Table of Content
A random variable \(X\) is a measurable function \(X: \Omega \to E\) from a sample space \(\Omega\) to a measurable space \(E\).
\(E\) 可以是 \(\mathbb{R}\)、\(\mathbb{Z}\) 等等;measurable 的定義之後再補
Random variable 的意義在於,「賦予」樣本空間中的每一事件一個可供計算的數值(粗淺來說);例如,對於 \(\Omega = \{\text{head}, \text{tail}\}\),可以定義
\[X(\text{head}) = 1, X(\text{tail}) = 0。\]\(X(\omega)\) 這個 function 可以不必是 one-to-one、onto。
\(X\) and \(Y\) are independent random variables if
\[P(X=x \land Y=y) = P(X=x)\dot{}P(Y=y).\]A probability mass function (pmf) is a function over the sample space of a discrete random variable \(X\) which gives the probability that \(X\) is equal to a certain value.

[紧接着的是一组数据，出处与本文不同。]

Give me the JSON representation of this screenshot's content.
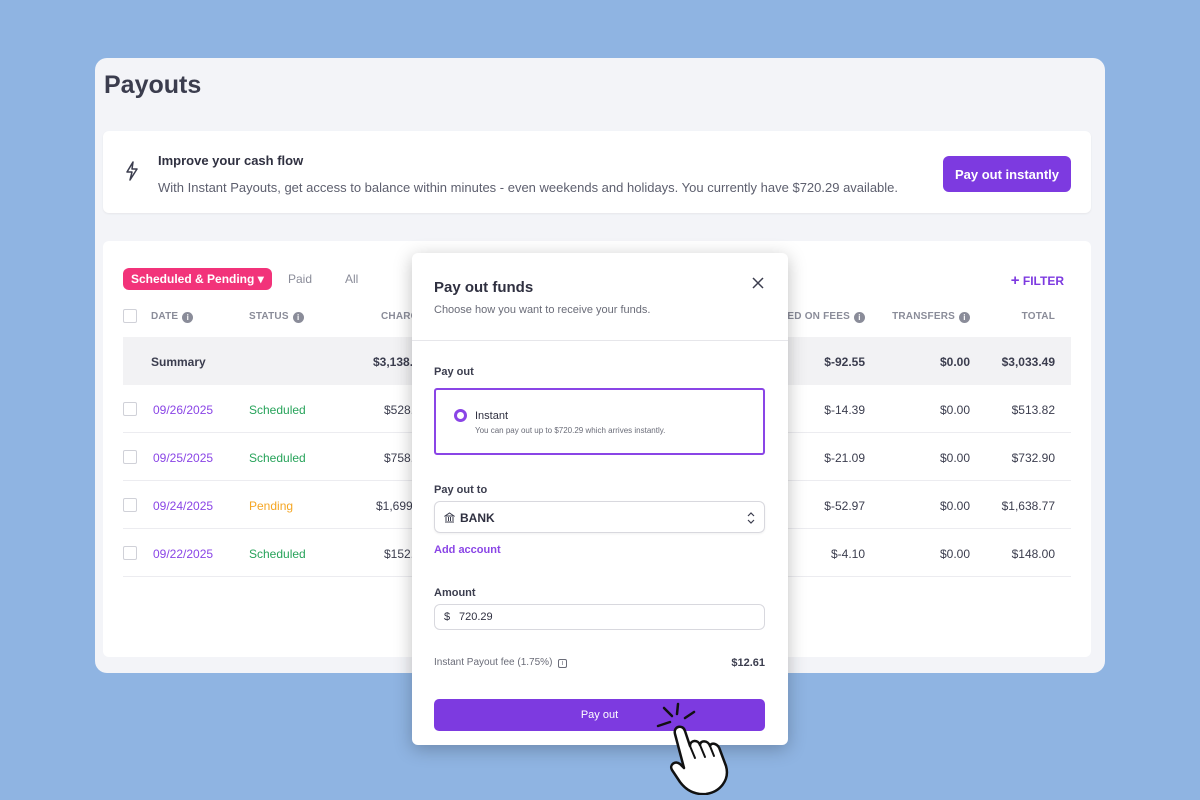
{
  "page": {
    "title": "Payouts"
  },
  "banner": {
    "icon": "lightning-icon",
    "title": "Improve your cash flow",
    "text": "With Instant Payouts, get access to balance within minutes - even weekends and holidays. You currently have $720.29 available.",
    "button": "Pay out instantly"
  },
  "tabs": {
    "active": "Scheduled & Pending",
    "paid": "Paid",
    "all": "All"
  },
  "filter": "FILTER",
  "table": {
    "headers": {
      "date": "DATE",
      "status": "STATUS",
      "charges": "CHARG",
      "fees": "SSED ON FEES",
      "transfers": "TRANSFERS",
      "total": "TOTAL"
    },
    "summary": {
      "label": "Summary",
      "charges": "$3,138.",
      "fees": "$-92.55",
      "transfers": "$0.00",
      "total": "$3,033.49"
    },
    "rows": [
      {
        "date": "09/26/2025",
        "status": "Scheduled",
        "charges": "$528.",
        "fees": "$-14.39",
        "transfers": "$0.00",
        "total": "$513.82"
      },
      {
        "date": "09/25/2025",
        "status": "Scheduled",
        "charges": "$758.",
        "fees": "$-21.09",
        "transfers": "$0.00",
        "total": "$732.90"
      },
      {
        "date": "09/24/2025",
        "status": "Pending",
        "charges": "$1,699.",
        "fees": "$-52.97",
        "transfers": "$0.00",
        "total": "$1,638.77"
      },
      {
        "date": "09/22/2025",
        "status": "Scheduled",
        "charges": "$152.",
        "fees": "$-4.10",
        "transfers": "$0.00",
        "total": "$148.00"
      }
    ]
  },
  "modal": {
    "title": "Pay out funds",
    "subtitle": "Choose how you want to receive your funds.",
    "payout_label": "Pay out",
    "option": {
      "title": "Instant",
      "desc": "You can pay out up to $720.29 which arrives instantly."
    },
    "payout_to_label": "Pay out to",
    "account": "BANK",
    "add_account": "Add account",
    "amount_label": "Amount",
    "currency": "$",
    "amount": "720.29",
    "fee_label": "Instant Payout fee (1.75%)",
    "fee_value": "$12.61",
    "button": "Pay out"
  },
  "colors": {
    "accent": "#7d3ae0",
    "pink": "#f2337a",
    "scheduled": "#27a35a",
    "pending": "#f5a623",
    "date_link": "#8a45e6",
    "background": "#8fb4e2"
  }
}
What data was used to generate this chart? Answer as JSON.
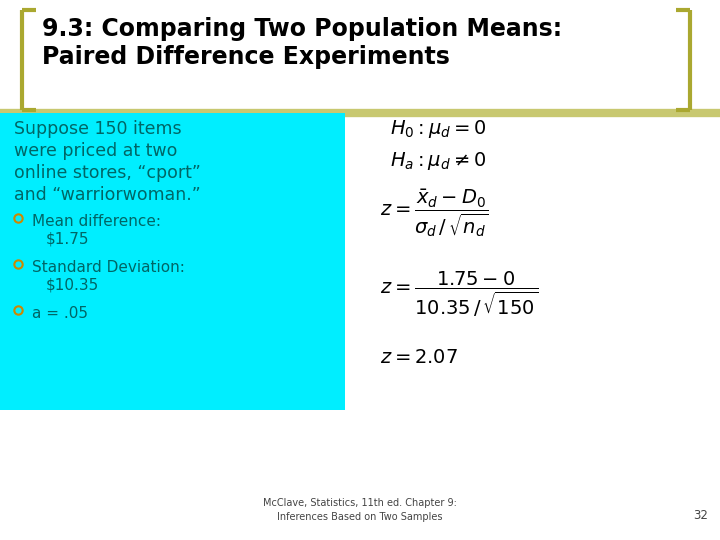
{
  "title_line1": "9.3: Comparing Two Population Means:",
  "title_line2": "Paired Difference Experiments",
  "background_color": "#ffffff",
  "title_color": "#000000",
  "cyan_box_color": "#00eeff",
  "body_text_color": "#006666",
  "bullet_color": "#cc8800",
  "footer_text": "McClave, Statistics, 11th ed. Chapter 9:\nInferences Based on Two Samples",
  "page_number": "32",
  "bracket_color": "#aaa830",
  "sep_line_color": "#c8c870",
  "title_fontsize": 17,
  "body_fontsize": 12.5,
  "bullet_fontsize": 11,
  "math_fontsize": 14,
  "footer_fontsize": 7
}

Let \(X\) be a random variable on a sample space \(\Omega\). Then the pmf \(p: E \to [0,1]\) is defined as
\[p_X(x) = P(X=x)\]which must satisfies two conditions:
\(\sum_x p_X(x) = 1 \tag{1}\) \(p_X(x) \ge 0 \tag{2}\)
賦予隨機變數值一機率。
The mean of a random variable \(X\) on a probability sapce \(\Omega\) is defined to be
\[\sum_{x \in X(\Omega)}x \dot{}P(X=x).\]If the sum is infinite, it has to be well-defined (convergent).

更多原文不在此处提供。